On 10/1/17 04:48, Alan wrote:
I expect for amateur purposes, a simple sphere is fine.
I'm interested in what others are doing so I can be at least somewhat consistent with their results.
My current method for computing apogee and perigee seems to give results that match many of the online tracking programs. That is, find the geometric apogee and perigee and subtract the radius of the earth under those points. I can't easily tell if they make the correction for geodetic latitude because the effect is small and the results are usually not given with a lot of precision. But you do end up with weird oddities like seeing the ISS at an altitude that exceeds calculated apogee. As long as everybody is happy with that little anomaly, I'm happy too.
If you want to compute the energy in a (decaying) orbit, there's a simple and straightforward formula:
specific orbital energy = -GM/(2*a)
where 'GM' (also known as mu) is the earth's gravitational parameter = 3.986004418e14 m^3/s^2 and 'a' is the orbit's semi-major axis in meters.
The specific energy is the sum in joules of the satellite's kinetic and potential energy per kilogram of its mass. Because of energy conservation, it will remain constant for any satellite in any trajectory unless it is gaining or losing energy from thrust, drag, or gravitational exchanges with a third body. It is always negative for a closed orbit because potential energy is zero at infinity and increasingly negative as you get closer. A positive specific energy means a hyperbolic (escape) trajectory.
For the ISS I calculate a specific energy of about -29.38 MJ/kg.
Problem is, you can't recover the semimajor axis from the apogee and perigee unless you know how they're computed. And if they're done the way I described, you also need the latitude of apogee and perigee so you can add the right earth radius, and that in turn usually requires knowing the inclination and argument of perigee, the latter changing steadily with time.
But if you have the mean motion or period you can compute the semi major axis from it using Kepler's third law:
a = (GM*P^2)^1/3
where the period P is expressed in seconds/radian = seconds/revolution / (2*pi), or
a = (GM/N^2)^1/3
where the mean motion N is expressed in radians/sec = rev/day * 2 * pi/86400.
So all you really need to compute specific energy and track decay is the satellite's period. That's it! Forget apogee and perigee...
You can also track the specific angular momentum of the satellite, which must also remain constant absent external forces besides simple 2-body gravity:
h = sqrt(GM * a(1-e^2))
The units of specific angular momentum are m^2/s, or area per time. This is where Kepler's second law comes from: the satellite sweeps out equal areas in equal time because that represents the satellite's (conserved) specific angular momentum.

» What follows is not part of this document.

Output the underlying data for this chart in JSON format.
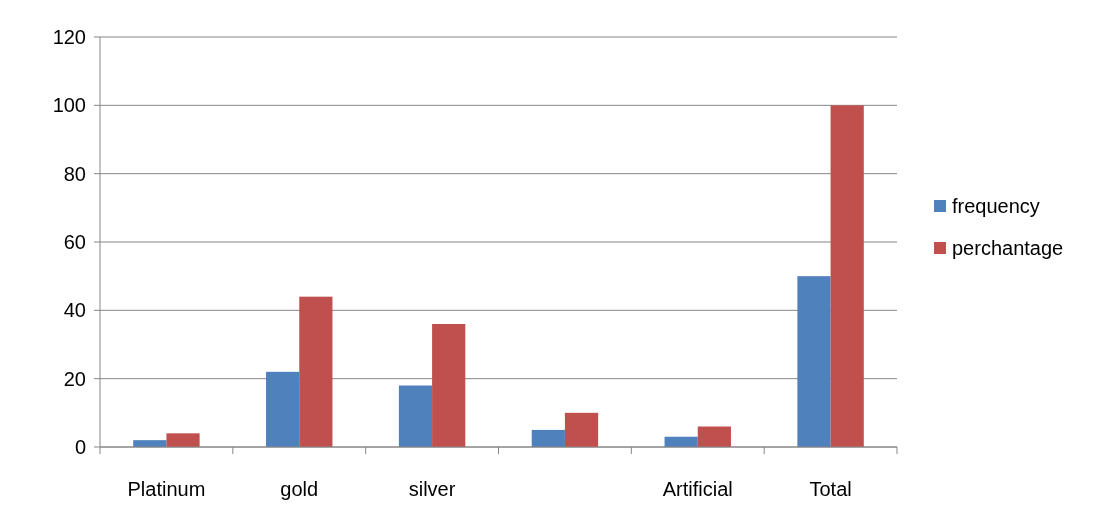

In fact, we could describe an orbit with the angular momentum vector, which points normal to the orbit plane and defines RAAN and inclination, and the eccentricity vector, which points at perigee and defines the argument of perigee and the eccentricity. The two together define the mean motion, and if the epoch corresponds to a specific point on the orbit that sets the mean anomaly. That's all 6 Keplerian elements.